Now those 2 fds are indistinguishable from userspace. You can't exec() to either of them (since the reopen incremented inode->i_writecount) and their /proc/self/fdinfo/ are exactly the same. Unfortunately they are not the same. If you close the second one, the first one becomes exec()able again. If you close the first one, the other doesn't become exec()able. Therefore during migration it does matter which is recreated first and which is reopened but there is no way for CRIU to tell which was first.
So please bear with me...I'll confess that I don't fully understand the situation here, so this is probably a dumb question.
It seems like you are adding this "original open" test as a way of working around a quirk with the behavior of subsequent opens. I don't *think* that this is part of the intended, documented behavior of memfds, it's just something that happens. You're exposing an artifact of the current implementation.
Given that the two file descriptors are otherwise indistinguishable, might a better fix be to make them indistinguishable in this regard as well? Is there a good reason why the second fd doesn't become exec()able in this scenario and, if not, perhaps that behavior could be changed instead?
Thanks,
jon
On Fri, Sep 8, 2023 at 10:34 PM Jonathan Corbet corbet@lwn.net wrote:
Michal Clapinski mclapinski@google.com writes:
This change introduces a way to check if an fd points to a memfd's original open fd (the one created by memfd_create).
We encountered an issue with migrating memfds in CRIU (checkpoint restore in userspace - it migrates running processes between machines). Imagine a scenario:
- Create a memfd. By default it's open with O_RDWR and yet one can
exec() to it (unlike with regular files, where one would get ETXTBSY). 2. Reopen that memfd with O_RDWR via /proc/self/fd/<fd>.
Now those 2 fds are indistinguishable from userspace. You can't exec() to either of them (since the reopen incremented inode->i_writecount) and their /proc/self/fdinfo/ are exactly the same. Unfortunately they are not the same. If you close the second one, the first one becomes exec()able again. If you close the first one, the other doesn't become exec()able. Therefore during migration it does matter which is recreated first and which is reopened but there is no way for CRIU to tell which was first.
So please bear with me...I'll confess that I don't fully understand the situation here, so this is probably a dumb question.
It seems like you are adding this "original open" test as a way of working around a quirk with the behavior of subsequent opens. I don't *think* that this is part of the intended, documented behavior of memfds, it's just something that happens. You're exposing an artifact of the current implementation.

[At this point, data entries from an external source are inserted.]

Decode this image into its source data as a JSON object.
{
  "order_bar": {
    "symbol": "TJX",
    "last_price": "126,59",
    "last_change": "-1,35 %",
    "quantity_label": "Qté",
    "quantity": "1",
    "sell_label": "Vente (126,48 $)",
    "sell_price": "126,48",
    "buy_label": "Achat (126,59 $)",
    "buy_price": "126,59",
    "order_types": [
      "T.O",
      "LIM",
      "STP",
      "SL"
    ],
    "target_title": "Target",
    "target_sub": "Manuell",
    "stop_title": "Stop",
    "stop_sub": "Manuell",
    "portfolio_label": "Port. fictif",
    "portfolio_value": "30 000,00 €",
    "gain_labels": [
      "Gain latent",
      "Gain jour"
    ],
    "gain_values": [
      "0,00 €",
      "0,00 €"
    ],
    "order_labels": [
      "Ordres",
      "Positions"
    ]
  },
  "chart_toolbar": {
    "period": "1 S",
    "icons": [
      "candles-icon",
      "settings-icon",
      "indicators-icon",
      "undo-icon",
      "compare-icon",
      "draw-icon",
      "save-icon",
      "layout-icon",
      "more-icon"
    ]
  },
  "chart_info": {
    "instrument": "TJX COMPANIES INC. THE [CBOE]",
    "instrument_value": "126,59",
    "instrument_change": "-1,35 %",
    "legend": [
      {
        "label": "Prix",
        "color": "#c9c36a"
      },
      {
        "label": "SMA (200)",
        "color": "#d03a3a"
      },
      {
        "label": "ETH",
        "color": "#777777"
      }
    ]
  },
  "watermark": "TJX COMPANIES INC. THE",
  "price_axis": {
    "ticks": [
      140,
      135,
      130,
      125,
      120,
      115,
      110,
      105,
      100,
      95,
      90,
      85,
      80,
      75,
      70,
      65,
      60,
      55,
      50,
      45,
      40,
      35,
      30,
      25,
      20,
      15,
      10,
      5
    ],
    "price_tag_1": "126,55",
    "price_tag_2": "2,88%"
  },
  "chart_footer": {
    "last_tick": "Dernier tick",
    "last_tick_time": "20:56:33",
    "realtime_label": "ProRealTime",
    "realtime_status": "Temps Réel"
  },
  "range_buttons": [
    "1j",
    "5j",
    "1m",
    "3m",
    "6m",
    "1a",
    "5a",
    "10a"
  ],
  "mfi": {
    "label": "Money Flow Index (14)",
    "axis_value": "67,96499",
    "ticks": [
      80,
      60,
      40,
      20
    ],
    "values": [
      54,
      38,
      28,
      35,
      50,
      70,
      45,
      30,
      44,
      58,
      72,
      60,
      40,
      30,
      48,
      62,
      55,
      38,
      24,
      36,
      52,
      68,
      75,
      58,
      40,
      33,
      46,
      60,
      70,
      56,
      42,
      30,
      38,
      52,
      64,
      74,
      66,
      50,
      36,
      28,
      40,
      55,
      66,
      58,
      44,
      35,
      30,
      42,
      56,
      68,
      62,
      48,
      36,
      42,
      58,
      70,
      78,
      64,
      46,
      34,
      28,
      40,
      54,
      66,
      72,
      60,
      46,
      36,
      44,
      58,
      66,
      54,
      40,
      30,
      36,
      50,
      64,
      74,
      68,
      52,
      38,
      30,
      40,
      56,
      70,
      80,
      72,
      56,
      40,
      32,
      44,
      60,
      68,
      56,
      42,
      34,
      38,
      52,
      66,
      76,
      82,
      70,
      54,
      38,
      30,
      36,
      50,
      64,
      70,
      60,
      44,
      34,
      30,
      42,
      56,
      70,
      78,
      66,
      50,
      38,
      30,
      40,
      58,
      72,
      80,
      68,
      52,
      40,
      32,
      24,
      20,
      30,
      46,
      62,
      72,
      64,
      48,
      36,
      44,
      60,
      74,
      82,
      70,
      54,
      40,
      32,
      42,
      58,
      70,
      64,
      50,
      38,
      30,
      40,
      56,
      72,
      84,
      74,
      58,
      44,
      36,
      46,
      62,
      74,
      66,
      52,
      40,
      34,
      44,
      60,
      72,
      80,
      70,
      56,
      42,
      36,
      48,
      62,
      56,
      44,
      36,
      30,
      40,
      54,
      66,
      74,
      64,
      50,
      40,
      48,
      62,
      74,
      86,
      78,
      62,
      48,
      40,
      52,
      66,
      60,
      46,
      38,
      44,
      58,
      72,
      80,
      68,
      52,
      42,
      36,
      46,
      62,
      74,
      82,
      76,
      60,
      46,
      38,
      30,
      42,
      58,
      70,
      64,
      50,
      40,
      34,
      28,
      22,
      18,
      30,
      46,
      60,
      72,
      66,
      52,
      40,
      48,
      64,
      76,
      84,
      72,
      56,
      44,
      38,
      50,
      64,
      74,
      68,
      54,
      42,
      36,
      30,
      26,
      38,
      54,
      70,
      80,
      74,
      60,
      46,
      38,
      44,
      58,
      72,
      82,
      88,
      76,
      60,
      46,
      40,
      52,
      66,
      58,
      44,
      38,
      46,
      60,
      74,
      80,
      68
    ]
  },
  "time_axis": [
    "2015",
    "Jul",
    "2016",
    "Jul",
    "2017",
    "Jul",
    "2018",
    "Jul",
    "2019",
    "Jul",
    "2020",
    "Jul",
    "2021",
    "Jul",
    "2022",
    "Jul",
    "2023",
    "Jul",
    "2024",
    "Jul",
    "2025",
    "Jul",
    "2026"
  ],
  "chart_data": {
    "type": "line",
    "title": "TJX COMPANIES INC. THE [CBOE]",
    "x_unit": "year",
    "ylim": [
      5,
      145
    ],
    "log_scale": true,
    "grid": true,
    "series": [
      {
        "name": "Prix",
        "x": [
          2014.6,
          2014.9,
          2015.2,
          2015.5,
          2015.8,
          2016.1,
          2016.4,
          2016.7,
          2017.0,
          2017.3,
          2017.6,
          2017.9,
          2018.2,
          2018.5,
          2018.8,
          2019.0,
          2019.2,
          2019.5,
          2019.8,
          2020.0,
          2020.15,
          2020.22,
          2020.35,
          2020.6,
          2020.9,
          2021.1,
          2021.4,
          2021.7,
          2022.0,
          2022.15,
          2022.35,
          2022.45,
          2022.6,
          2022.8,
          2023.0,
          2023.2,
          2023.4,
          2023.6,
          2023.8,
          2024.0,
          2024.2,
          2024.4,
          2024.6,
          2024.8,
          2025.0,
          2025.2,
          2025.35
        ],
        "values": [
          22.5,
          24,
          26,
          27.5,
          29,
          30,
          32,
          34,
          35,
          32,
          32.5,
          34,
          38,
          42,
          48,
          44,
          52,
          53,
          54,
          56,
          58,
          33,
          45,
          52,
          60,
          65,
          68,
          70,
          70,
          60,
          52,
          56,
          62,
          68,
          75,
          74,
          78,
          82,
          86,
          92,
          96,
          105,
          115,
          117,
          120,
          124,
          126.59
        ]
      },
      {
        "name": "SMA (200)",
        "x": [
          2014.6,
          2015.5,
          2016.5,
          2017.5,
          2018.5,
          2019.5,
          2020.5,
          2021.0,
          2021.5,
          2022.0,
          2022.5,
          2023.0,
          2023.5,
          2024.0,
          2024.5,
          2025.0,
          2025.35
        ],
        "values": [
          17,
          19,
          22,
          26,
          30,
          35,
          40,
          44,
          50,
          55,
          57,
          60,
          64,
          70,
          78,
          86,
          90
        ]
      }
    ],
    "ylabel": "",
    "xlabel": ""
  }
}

I don't know if the exec()ability of the original memfd was intended, let alone the non-exec()ability of subsequent opens. But otherwise yes.
Given that the two file descriptors are otherwise indistinguishable, might a better fix be to make them indistinguishable in this regard as well? Is there a good reason why the second fd doesn't become exec()able in this scenario and, if not, perhaps that behavior could be changed instead?
It probably could be changed, yes. But I'm worried that would be broadening the bug that is the exec()ability of memfds. AFAIK no other fd that is opened as writable can be exec()ed. If maintainers would prefer this, I could do this.
Michał Cłapiński mclapinski@google.com writes:
On Fri, Sep 8, 2023 at 10:34 PM Jonathan Corbet corbet@lwn.net wrote:
Given that the two file descriptors are otherwise indistinguishable, might a better fix be to make them indistinguishable in this regard as well? Is there a good reason why the second fd doesn't become exec()able in this scenario and, if not, perhaps that behavior could be changed instead?
It probably could be changed, yes. But I'm worried that would be broadening the bug that is the exec()ability of memfds. AFAIK no other fd that is opened as writable can be exec()ed. If maintainers would prefer this, I could do this.
I'm not convinced that perpetuating the behavior and adding an ioctl() workaround would be better than that; it seems to me that consistency would be better. But I don't have any real say in that matter, of course; I'm curious what others think.